Patients with severe dry eye can often feel miserable. Imagine feeling a painful sandy sensation grate over the front of your eye every time you blinked. Any innovation that helps is priceless to these patients and their doctors who yearn for better treatments for this frustrated patients.
I came across this article today about Lipiflow in Europe. It has some interesting points. The key concern I have with Lipiflow is the cost for the treatment. It costs about $1700-$2200 in the Washington DC area. In the last few years I’ve noted of those patients who have had Lipiflow (either before they first saw me or after I referred them to a Lipiflow center–of which I have no stock or financial interest in), about 50% of patients love it but 50% said it did nothing to help their symptoms.
We try to warn patients that there is no 100% money-back guarantee with Lipiflow (we do not own the machine and refer to a center if a patient wants Lipiflow) or any of the innovative dry eye treatments which is frustrating for everyone. Still, though, in cases of desperation, patients are willing to try anything to provide relief.
I have been following over the years patient’s suggestions on dry eye care at Dry Eye Zone.
An easy paper presentation for a med student would be to review Dry Eye Zone and other online sites to see what is the average perception of all the different dry eye treatments. If anyone out there feels compelled to do this research or write the code to extract this information from such sites, please let me know.
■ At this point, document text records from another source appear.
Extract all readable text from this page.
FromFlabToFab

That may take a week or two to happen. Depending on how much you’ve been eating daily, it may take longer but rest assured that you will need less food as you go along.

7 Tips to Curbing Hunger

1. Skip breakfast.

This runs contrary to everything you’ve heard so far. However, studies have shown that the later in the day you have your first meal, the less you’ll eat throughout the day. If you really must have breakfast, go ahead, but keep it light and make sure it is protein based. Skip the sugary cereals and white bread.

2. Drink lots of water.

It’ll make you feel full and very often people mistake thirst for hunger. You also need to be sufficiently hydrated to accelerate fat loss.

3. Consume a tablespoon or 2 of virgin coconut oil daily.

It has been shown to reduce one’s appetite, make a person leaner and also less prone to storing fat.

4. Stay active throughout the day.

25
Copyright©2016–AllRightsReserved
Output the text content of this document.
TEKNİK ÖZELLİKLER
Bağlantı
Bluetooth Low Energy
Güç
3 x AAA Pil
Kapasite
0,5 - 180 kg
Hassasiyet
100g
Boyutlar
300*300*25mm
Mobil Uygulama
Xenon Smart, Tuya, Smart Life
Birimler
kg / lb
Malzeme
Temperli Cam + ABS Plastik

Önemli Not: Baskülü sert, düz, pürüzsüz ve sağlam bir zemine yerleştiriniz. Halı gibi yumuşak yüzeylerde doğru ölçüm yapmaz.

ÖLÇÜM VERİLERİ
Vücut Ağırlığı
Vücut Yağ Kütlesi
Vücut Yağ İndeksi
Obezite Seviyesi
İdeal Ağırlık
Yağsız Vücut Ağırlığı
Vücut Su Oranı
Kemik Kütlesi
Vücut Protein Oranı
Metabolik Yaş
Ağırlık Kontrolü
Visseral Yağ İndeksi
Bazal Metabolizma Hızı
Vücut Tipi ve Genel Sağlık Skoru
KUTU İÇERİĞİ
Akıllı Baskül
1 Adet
I have started a database of my dry eye patients to see what are our successes thus far.
In my 19 year career I have noted the following:
1. I have only 2 patients out of at least 250 who said Autologous Serum did not help at all. The vast majority have had a significant improvement to the point that many have called it their “miracle drop.”Additionally, I used to think that Autologous Serum should only be reserved for severe Sjogrens or Rheumatoid Arthritis patients but I have found it works really well for those patients who do not have autoimmune disorders as the cause of their dry eye. The downside is the need to have a blood draw every 3-4 months and the cost. Currently we charge about $275-$350 depending on amount, & type created.
2. I have been pleasantly surprised by the effectiveness of Intraductal Gland Probing. I was not expecting such a dramatic improvement in some of my patients. 1 out of over 50 patients has said it did not help at all. This was likely due to the extensive scarring present in this patient’s glands that allowed us to show the patient that there is almost no oil production from this patient’s meibomian glands. One of the best things about Intraductal Gland Probing is being able to videotape the procedure to show the patient their meibomian glands, count how many are open or closed, and show the patient the quality of their oil production as it is expressed from the glands.
The biggest downside of IGP is the discomfort involved: I have had to inject lidocaine into the lid in 2 out of the 50 patients due to significant discomfort. The other downside is the cost: range about $250-300 per EYELID. Each eyelid can take between 15-20 minutes and a specialized cannula is used to enter each gland if possible. Again there is no guarantee it will work but it definitely gives the surgeon and patient the most information about the status of the patency and oil production of each gland: this information in my mind is priceless as it gives the patients more information about their long term prognosis.
3. I have not been impressed by Lipiflow and hope more innovations are coming soon.
4. I have been impressed with Testosterone cream & drops (Leiters Pharmacy). Thus far 4 patients out of 4 have felt an improvement.
5. Restasis: again it depends on when patients use it. If patients have truly followed the first 3 steps on my step ladder, particularly the warm/hot compresses & the cleaning with Tea Tree Oil, then the use of Restasis helps in about 70% of my patients. If they have not done the cleaning and steps 1-2, the effectiveness of Restasis is closer to 30% and these patients are much more likely to give up on Restasis before the 3 month mark, which is often truly needed for Restasis to start to have a positive effect on a patient’s symptoms.
So these are some thoughts on some of the treatments we use daily for our dry eye patients.
Lipiflow is definitely on to a great idea.
The best dry eye machine would the likely following:
1. Heat the eyelids even warmer for 10-15 minutes then
2. Use microscopic probes as we use for Intraductal Gland Probing and enter each gland with laser precision and possibly inject a little steroid in those glands that are scarred or were scarred prior to being popped open.
3. Then massage the eyelid with a milking-type apparatus
Still though, we live in the best time in history to have dry eyes!